The fact is, there are many evolutionary branches between humans and earlier ancestors, and each branch has "missing link" fossils associated with them. Some branches have had their "missing links" found, others branches are still missing the connecting fossils, and still other branches have fossils that suggest there could be more branches in the ape/human family history that we haven't discovered yet. There are countless fossils, found around the world, show in museums around the world, researched in science laboratories around the world, that indicate the many links between humans and other modern day apes through common ancestors in our distant, prehistoric past.
So then this Joyce fellow at NPR writes some article as if this fossil might be the one!!! This is ignorance. Had he said something like "yet another missing link fossil has been found", it might have been more accurate. A better title would have been "'Mosaic' Fossil Could Be Another Bridge From Apes To Humans", or even better: "A More Recent Bridge", or "A Newer Missing Link", which is more true to the content of the article. An even better title would be "'Mosaic' Fossil Could Be Even Newer Missing Link from Apes to Humans". The "even" perhaps making this title seem more "partisan" according to right-wing zealots, but since the right-wing is provably wrong on this issue, that would not actually be "partisan," it would be simply a fact.
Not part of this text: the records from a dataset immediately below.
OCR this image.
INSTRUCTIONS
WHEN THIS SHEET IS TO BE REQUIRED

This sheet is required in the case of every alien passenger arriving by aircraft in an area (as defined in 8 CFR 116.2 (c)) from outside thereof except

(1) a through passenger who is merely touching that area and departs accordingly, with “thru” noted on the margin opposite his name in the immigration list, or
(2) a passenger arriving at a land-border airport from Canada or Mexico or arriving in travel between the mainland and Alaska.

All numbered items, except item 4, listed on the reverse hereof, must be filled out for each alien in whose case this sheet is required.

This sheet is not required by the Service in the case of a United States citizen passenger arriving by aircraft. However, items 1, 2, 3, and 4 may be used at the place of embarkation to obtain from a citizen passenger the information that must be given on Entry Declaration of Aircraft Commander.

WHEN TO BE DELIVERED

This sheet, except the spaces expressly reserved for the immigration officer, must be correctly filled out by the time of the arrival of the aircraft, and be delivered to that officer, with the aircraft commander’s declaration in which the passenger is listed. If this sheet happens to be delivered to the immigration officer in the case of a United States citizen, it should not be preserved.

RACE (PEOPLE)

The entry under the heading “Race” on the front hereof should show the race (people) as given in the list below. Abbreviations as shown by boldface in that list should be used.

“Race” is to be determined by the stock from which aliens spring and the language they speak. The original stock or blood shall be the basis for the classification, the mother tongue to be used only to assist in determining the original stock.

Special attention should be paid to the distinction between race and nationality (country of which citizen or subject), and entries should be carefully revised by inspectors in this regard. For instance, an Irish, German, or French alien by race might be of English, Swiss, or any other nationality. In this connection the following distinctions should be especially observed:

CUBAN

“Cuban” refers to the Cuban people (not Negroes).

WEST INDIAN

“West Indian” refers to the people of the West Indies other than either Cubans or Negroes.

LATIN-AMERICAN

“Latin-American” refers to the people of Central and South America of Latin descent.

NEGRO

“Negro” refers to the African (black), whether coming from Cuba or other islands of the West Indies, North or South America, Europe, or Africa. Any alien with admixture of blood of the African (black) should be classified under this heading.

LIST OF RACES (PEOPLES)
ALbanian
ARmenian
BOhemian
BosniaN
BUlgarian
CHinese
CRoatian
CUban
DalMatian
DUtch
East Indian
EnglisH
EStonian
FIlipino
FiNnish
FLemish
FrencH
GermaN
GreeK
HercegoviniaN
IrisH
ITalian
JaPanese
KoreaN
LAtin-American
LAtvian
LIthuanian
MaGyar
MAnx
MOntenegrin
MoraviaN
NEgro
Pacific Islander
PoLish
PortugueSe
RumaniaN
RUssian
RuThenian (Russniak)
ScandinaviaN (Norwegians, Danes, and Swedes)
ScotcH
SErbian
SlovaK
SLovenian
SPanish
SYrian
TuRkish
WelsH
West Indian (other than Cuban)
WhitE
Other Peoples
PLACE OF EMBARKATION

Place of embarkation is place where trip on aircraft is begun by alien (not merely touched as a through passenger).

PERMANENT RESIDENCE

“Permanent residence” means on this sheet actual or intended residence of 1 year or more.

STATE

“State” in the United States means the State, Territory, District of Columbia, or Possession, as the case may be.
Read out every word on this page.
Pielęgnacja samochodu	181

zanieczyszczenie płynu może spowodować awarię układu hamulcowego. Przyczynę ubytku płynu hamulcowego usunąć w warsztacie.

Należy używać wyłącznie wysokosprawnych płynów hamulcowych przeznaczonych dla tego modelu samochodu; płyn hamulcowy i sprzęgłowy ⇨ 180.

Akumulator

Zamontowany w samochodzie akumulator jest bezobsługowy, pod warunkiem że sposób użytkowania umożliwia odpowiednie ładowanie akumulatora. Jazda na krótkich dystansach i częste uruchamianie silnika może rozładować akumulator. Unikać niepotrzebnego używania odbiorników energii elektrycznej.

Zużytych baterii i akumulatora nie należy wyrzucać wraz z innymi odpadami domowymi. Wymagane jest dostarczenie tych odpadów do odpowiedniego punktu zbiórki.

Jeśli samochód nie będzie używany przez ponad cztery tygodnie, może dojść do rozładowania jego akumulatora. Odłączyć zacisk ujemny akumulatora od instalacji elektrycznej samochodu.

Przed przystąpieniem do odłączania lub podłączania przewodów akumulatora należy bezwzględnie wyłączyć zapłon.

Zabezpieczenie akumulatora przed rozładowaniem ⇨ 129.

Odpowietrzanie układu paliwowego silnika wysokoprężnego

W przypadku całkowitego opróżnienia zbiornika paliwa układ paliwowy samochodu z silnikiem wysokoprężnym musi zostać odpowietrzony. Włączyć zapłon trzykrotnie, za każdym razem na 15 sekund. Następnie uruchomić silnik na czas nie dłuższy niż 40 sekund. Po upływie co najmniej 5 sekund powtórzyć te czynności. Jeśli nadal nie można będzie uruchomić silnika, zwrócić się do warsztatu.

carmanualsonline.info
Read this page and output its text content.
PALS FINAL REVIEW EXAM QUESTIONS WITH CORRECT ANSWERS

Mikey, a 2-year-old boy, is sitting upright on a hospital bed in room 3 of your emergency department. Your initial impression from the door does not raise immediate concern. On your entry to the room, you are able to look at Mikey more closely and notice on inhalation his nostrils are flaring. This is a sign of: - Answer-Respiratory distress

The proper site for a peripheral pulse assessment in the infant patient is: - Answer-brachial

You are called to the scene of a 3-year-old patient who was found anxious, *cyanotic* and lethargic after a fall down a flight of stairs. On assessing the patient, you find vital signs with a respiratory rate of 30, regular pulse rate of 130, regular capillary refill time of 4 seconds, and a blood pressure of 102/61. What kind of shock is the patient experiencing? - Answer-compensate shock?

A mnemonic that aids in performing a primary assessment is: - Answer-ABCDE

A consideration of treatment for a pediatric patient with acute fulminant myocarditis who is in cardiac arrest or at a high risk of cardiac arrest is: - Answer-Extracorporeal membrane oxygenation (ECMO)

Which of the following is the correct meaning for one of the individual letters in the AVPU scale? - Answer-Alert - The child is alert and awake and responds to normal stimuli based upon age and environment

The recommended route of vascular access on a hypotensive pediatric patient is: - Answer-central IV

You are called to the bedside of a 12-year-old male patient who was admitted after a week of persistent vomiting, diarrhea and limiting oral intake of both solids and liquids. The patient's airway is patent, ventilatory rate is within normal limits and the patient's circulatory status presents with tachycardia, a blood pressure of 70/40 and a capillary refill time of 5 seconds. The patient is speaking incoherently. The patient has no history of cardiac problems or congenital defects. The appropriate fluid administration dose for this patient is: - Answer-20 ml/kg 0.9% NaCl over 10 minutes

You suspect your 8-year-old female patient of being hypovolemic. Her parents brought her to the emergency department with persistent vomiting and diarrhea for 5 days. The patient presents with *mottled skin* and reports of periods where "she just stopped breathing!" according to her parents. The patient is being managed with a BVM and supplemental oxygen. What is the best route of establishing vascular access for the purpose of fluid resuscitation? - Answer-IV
NPR is a pretty good news organization, and over the years I have often been impressed with their coverage of several issues important to me. But quite often they disappoint, either being too cautious about trying to be non-partisan, or simply showing general ignorance towards an issue, but to be fair that's a mistake many news companies make. To all those news organizations out there (News Corp is NOT a news organization, its a propaganda factory) please take note: no matter how non-partisan you are, you will always be a liberal propaganda outlet to your detractors, so stop trying so hard, and just present the facts as they are without softening them, otherwise you just make matters worse. No doubt, Joyce's article will be placed in a portfolio at the Discover Institute and elsewhere as "examples of leftist news outlets admitting that all missing links have been refuted!"
To Christopher Joyce I say, before publishing anything else on human evolution or anthropology, at least watch the 2005 History Channel documentary called "Ape to Man", your reputation is at stake after all.